In FY22, there have been more than 74 billion transactions amounting to Rs 126 trillion, Modi said. In January, UPI recorded 8 billion transactions totalling Rs 13 trillion, as per information on the National Payments Corporation of India (NPCI), which runs UPI.

 “This facility will provide low-cost and real-time options for cross-border remittances for our countries. The people who will specifically benefit from this are migrant workers, professionals, students and their families,” Modi said.

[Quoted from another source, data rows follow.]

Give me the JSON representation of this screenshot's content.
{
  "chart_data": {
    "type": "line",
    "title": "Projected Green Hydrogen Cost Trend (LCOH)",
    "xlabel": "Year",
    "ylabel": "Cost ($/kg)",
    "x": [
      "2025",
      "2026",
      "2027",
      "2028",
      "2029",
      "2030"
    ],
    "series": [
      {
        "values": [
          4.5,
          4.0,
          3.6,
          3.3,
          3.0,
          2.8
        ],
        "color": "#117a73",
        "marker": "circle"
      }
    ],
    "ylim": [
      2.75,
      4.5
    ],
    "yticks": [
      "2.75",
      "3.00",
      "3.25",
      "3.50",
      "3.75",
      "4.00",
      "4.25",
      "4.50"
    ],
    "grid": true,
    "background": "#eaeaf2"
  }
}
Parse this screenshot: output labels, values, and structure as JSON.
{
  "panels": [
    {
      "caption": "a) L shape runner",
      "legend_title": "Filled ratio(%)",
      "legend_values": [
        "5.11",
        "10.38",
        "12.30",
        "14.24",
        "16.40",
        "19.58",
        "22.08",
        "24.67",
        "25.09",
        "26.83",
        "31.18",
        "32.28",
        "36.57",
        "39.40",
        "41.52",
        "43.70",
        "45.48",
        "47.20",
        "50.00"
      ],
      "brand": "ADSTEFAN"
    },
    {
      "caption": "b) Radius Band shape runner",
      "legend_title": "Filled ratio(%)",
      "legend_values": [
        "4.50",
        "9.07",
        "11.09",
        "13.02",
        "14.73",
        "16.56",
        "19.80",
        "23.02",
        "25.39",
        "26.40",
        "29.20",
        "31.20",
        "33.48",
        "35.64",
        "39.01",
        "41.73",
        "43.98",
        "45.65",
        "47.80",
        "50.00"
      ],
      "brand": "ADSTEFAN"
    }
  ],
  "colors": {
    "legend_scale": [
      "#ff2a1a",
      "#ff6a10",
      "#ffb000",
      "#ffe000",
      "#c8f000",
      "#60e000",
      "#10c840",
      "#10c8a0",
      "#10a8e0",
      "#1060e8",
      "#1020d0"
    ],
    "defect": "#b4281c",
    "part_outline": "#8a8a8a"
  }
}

 The cross-border payments and remittances between Singapore and India amount to $1 billion annually by 100,000 Indians residing in Singapore, Lee Hsien Loong, Prime Minister of Singapore said while speaking at the event. In 2018, the two countries worked initiated cross-border card and QR code payments.

“It is the world’s first linkage to include cloud-based infrastructure and non-bank financial institutions. As we add more use cases the linkage will grow in utility,” Loong said.

Recently, the RBI allowed all inbound travellers to use UPI payments for their merchant payments in the country. This facility is initially extended to travellers from G20 countries arriving at select international airports.

Remittances to India by non-resident Indians rose 12% on year to about $100 billion in 2022, underscoring the surge in demand for Indian professionals globally after the pandemic. Pertinently, despite the spike in digital transactions, cash in circulation in the economy continues to rise.

The notes in circulation (NIC) in the Indian economy rose 8% as of December 2 from a year before to Rs 31.93 trillion. Between March 2016 (the note ban exercise was undertaken in November 2016) and March 2022, the notes in circulation rose from Rs 16.42 trillion to Rs 31.06 trillion. This means it grew from the pre-demonetisation level of 10.7% of GDP in FY16 to 13.1% in FY22.